Ich glaube, ...
ich habe ein Flüstern gehört.
Bist Du es? Oder bin ich allein? Bleib bei mir. Gehe nicht fort. Ich fürchte mich vor der Einsamkeit in meinem Kopf.
Wie tief sind die Abgründe, über die wir stolpern? In die wir hineinblicken; in die wir fallen? Ich wurde hineingestoßen – von jemandem, der mit zu nahe stand.
Nun stecke ich fest.
In den Tiefen des Abgrunds werde ich mir selbst überlassen – bedrängt von den abartigsten Gedankenspielen. Ich blicke hinauf: die felsigen Wände flüchten gen Himmel. Sie sind steil und rutschig. Versuche ich sie zu erklimmen, werde ich sehr wahrscheinlich in den Tod stürzen.
Über mir schwindet das Licht.
Darf ich darauf hoffen, dass mich jemand hier unten entdeckt? Ich bin nur ein winziger Fleck am tiefsten Punkt meiner Existenz. Wer würde schon stehenbleiben und zu mir hinabschauen? Hineinleuchten müsste Derjenigen sogar. Ist ja selbst für mich kaum was zu erkennen an diesem lichtberaubten Ort.
Kann ich mich denn nicht selbst retten? Was für ein Schwächling ich doch bin!
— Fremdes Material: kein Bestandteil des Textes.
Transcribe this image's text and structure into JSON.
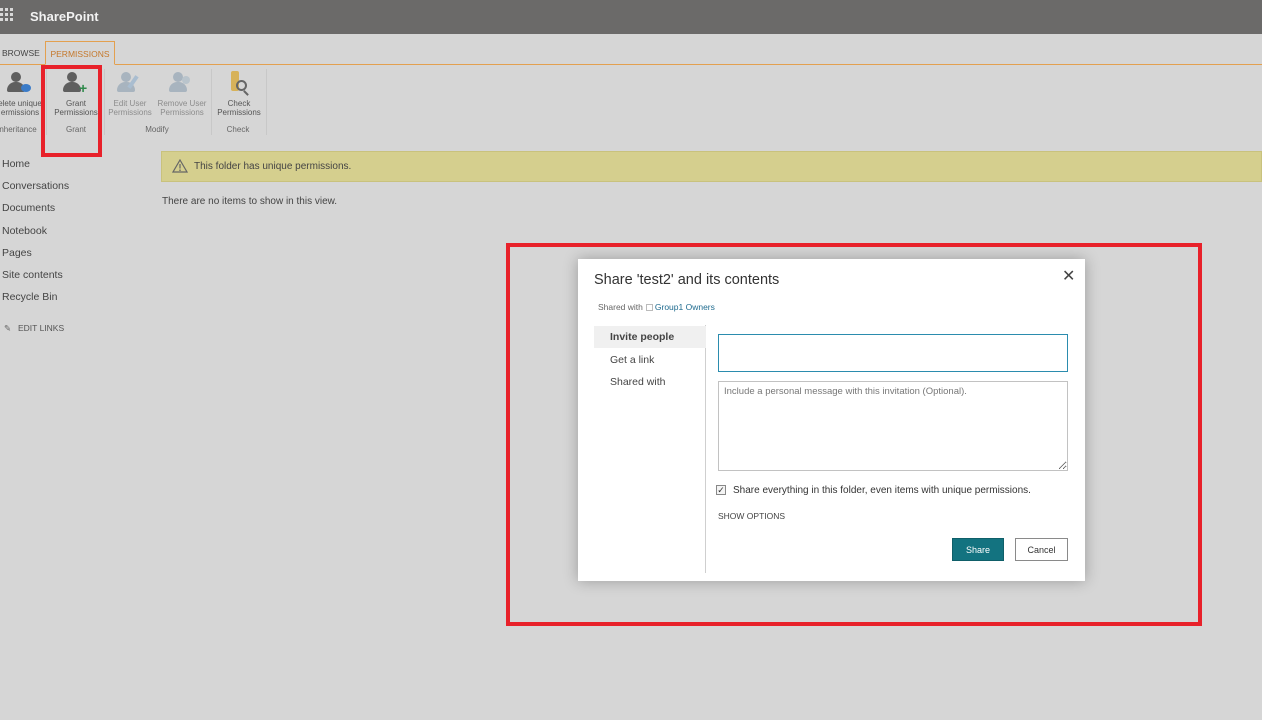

Und überhaupt braucht man eine ganz schön starke Taschenlampe, um bis nach hier unten leuchten zu können. Und verflucht gute Ohren.
Das wird wohl nichts.
Deshalb war wohl auch all mein Rufen nach Hilfe vergebens. Niemand ist hier, um mich zu hören. Nun locken mich die unterirdisches Gänge von dem weit aufgerissenen Maul des Abgrunds fort. Sie schlängeln sich in alle Himmelsrichtungen. Rauf und Runter - weiter in die Tiefe, aber auch an die Oberfläche. Sollte ich den Rachen verlassen – werde ich womöglich mit Haupt und Haar verdaut.
Schritt für Schritt verliere ich mich im Labyrinth meiner erdrückenden Gedankenwelt. Diese undurchdringliche Finsternis, diese endlosen Gänge, diese zahlreichen Gefängniszellen habe ich selbst erschaffen. Um mich zu schützen. Habe mich stattdessen selbst weggesperrt. Nicht jeder Schatten ist eine Bedrohung gewesen – vor meinem eigenen erschauere ich am meisten. Wusste gar nicht, wie tief ich bereits in der Scheiße stecke.
Höre ich da wieder ein Flüstern, oder ist es bloß der Wind? Bist Du es? Oder bin ich allein? Bleib bei mir. Bitte, bitte, gehe nicht fort.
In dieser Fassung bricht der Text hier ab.